The Lancet, NEJM, Hydroxychloroquine, and WHO : What a MESS!

It all starts when Trump proclaims HCQ to be a miracle drug for COVID-19…

Fast forward, and almost every country is prescribing it for prophylaxis, treatment, and a large number of studies are going on for its effectiveness until a paper is published in Lancet on 22 May 2020 which states, “the use of a regimen containing hydroxychloroquine or chloroquine (with or without a macrolide) was associated with no evidence of benefit, but instead was associated with an increase in the risk of ventricular arrhythmias and a greater hazard for in-hospital death with COVID-19. These findings suggest that these drug regimens should not be used outside of clinical trials, and urgent confirmation from randomized clinical trials is needed.”

Another paper was published in NEJM (New England Journal of Medicine), on May 1. The common connection link between them is three authors and ‘Surgisphere’ (American healthcare data analytics company).

One may argue that there’s nothing wrong with this until they notice the irregularities and possible fabrication of data, and this was noticed by hundreds of researchers, and they asked for an independent review of data.

To no one’s surprise, the authors did not accept the request to make the data public; let’s have a look at some of the irregularities pointed out by researchers:

According to the paper, there were 600 positive patients and 73 deaths from 5 hospitals in Australia as of April 21, but according to John Hopkins, there were only 67 deaths till April 23.

The paper was accepted in an extremely short period of time for the size of participants and the amount of data, that’s quite a speed for a peer-reviewed journal.

You may ask how is this related to NEJM, well the fact is the data used was provided by Surgisphere, which was founded by Sapan Desai (one of the co-authors of both the papers in question), and in this case too, they refused to provide any data.

Hence both the papers were retracted, but if you see the overall impact of this, it’s huge, WHO without any reviewing of the paper suspended all HCQ trials.

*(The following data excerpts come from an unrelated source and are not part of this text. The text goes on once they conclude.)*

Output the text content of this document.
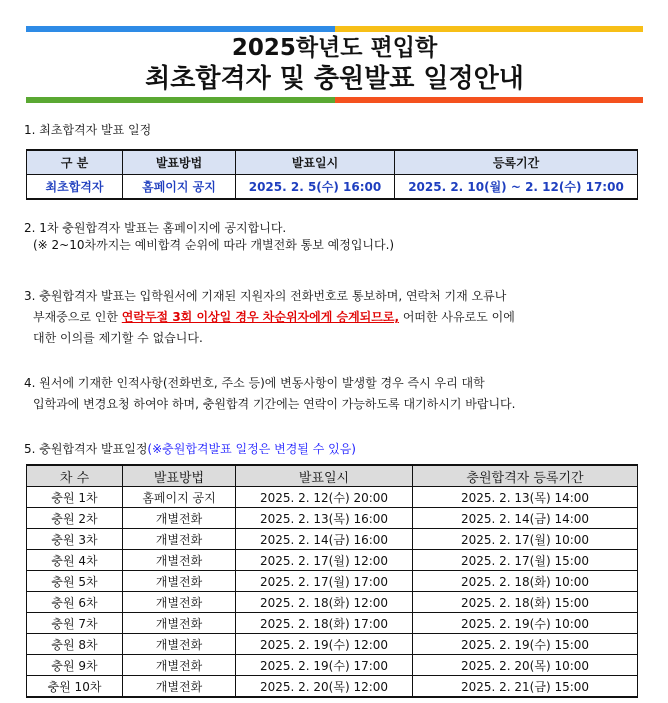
2025학년도 편입학
최초합격자 및 충원발표 일정안내
1. 최초합격자 발표 일정
구 분	발표방법	발표일시	등록기간
최초합격자	홈페이지 공지	2025. 2. 5(수) 16:00	2025. 2. 10(월) ~ 2. 12(수) 17:00

2. 1차 충원합격자 발표는 홈페이지에 공지합니다.

(※ 2~10차까지는 예비합격 순위에 따라 개별전화 통보 예정입니다.)

3. 충원합격자 발표는 입학원서에 기재된 지원자의 전화번호로 통보하며, 연락처 기재 오류나

부재중으로 인한 연락두절 3회 이상일 경우 차순위자에게 승계되므로, 어떠한 사유로도 이에

대한 이의를 제기할 수 없습니다.

4. 원서에 기재한 인적사항(전화번호, 주소 등)에 변동사항이 발생할 경우 즉시 우리 대학

입학과에 변경요청 하여야 하며, 충원합격 기간에는 연락이 가능하도록 대기하시기 바랍니다.

5. 충원합격자 발표일정(※충원합격발표 일정은 변경될 수 있음)
차 수	발표방법	발표일시	충원합격자 등록기간
충원 1차	홈페이지 공지	2025. 2. 12(수) 20:00	2025. 2. 13(목) 14:00
충원 2차	개별전화	2025. 2. 13(목) 16:00	2025. 2. 14(금) 14:00
충원 3차	개별전화	2025. 2. 14(금) 16:00	2025. 2. 17(월) 10:00
충원 4차	개별전화	2025. 2. 17(월) 12:00	2025. 2. 17(월) 15:00
충원 5차	개별전화	2025. 2. 17(월) 17:00	2025. 2. 18(화) 10:00
충원 6차	개별전화	2025. 2. 18(화) 12:00	2025. 2. 18(화) 15:00
충원 7차	개별전화	2025. 2. 18(화) 17:00	2025. 2. 19(수) 10:00
충원 8차	개별전화	2025. 2. 19(수) 12:00	2025. 2. 19(수) 15:00
충원 9차	개별전화	2025. 2. 19(수) 17:00	2025. 2. 20(목) 10:00
충원 10차	개별전화	2025. 2. 20(목) 12:00	2025. 2. 21(금) 15:00
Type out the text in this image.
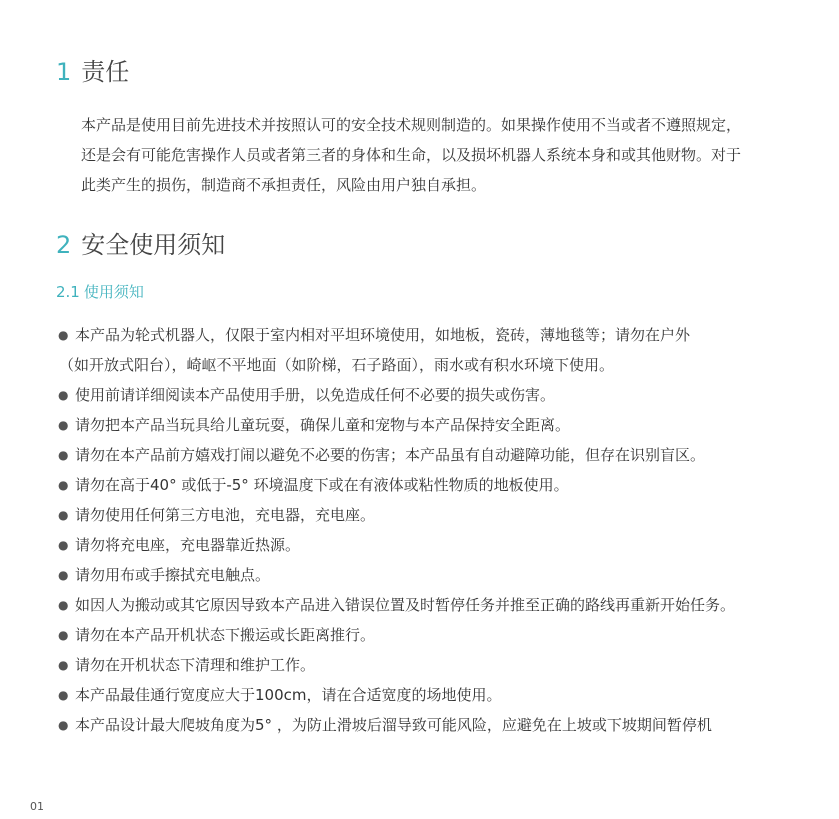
1 责任
本产品是使用目前先进技术并按照认可的安全技术规则制造的。如果操作使用不当或者不遵照规定，
还是会有可能危害操作人员或者第三者的身体和生命，以及损坏机器人系统本身和或其他财物。对于
此类产生的损伤，制造商不承担责任，风险由用户独自承担。
2 安全使用须知
2.1 使用须知
● 本产品为轮式机器人，仅限于室内相对平坦环境使用，如地板，瓷砖，薄地毯等；请勿在户外
（如开放式阳台），崎岖不平地面（如阶梯，石子路面），雨水或有积水环境下使用。
● 使用前请详细阅读本产品使用手册，以免造成任何不必要的损失或伤害。
● 请勿把本产品当玩具给儿童玩耍，确保儿童和宠物与本产品保持安全距离。
● 请勿在本产品前方嬉戏打闹以避免不必要的伤害；本产品虽有自动避障功能，但存在识别盲区。
● 请勿在高于40° 或低于-5° 环境温度下或在有液体或粘性物质的地板使用。
● 请勿使用任何第三方电池，充电器，充电座。
● 请勿将充电座，充电器靠近热源。
● 请勿用布或手擦拭充电触点。
● 如因人为搬动或其它原因导致本产品进入错误位置及时暂停任务并推至正确的路线再重新开始任务。
● 请勿在本产品开机状态下搬运或长距离推行。
● 请勿在开机状态下清理和维护工作。
● 本产品最佳通行宽度应大于100cm，请在合适宽度的场地使用。
● 本产品设计最大爬坡角度为5° ，为防止滑坡后溜导致可能风险，应避免在上坡或下坡期间暂停机
01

ICMR, too, published a paper in IJMR (Indian Journal of Medical Research) stating, “Consumption of four or more maintenance doses of HCQ was associated with a significant decline in the odds of getting infected; a dose-response relationship existed between the frequency of exposure to HCQ and such reductions. In addition, the use of PPE was independently associated with the reduction in odds of getting infected with SARS-CoV-2. Until the results of clinical trials for HCQ prophylaxis become available, this study provides actionable information for policymakers to protect HCWs at the forefront of COVID-19 response. The public health message of sustained intake of HCQ prophylaxis as well as appropriate PPE use need to be considered in conjunction with risk homeostasis operating at individual levels.”

So, what do we learn from all this mess?

Blindly accepting the paper published by Lancet without reviewing proved quite disastrous; if ICMR’s study is to be believed, then the prophylactic use of HCQ might have helped a lot when time is of utmost importance, and suspending the trials just wasted a lot of time.

One should learn to at least review if not question any claims given by even reputed journals and in current times even WHO’s claims. This does not mean to disregard anything and everything, but to review the claims instead of blindly accepting.

All these are observational studies; one should keep in mind that this shouldn’t be considered as a fact, as more and more data comes, what’s true today might be false tomorrow.

You may ask you don’t understand all this, so what should you do in that case? Well, in that case, it’s best to follow the guidelines and precautions given by your local, state, and central government.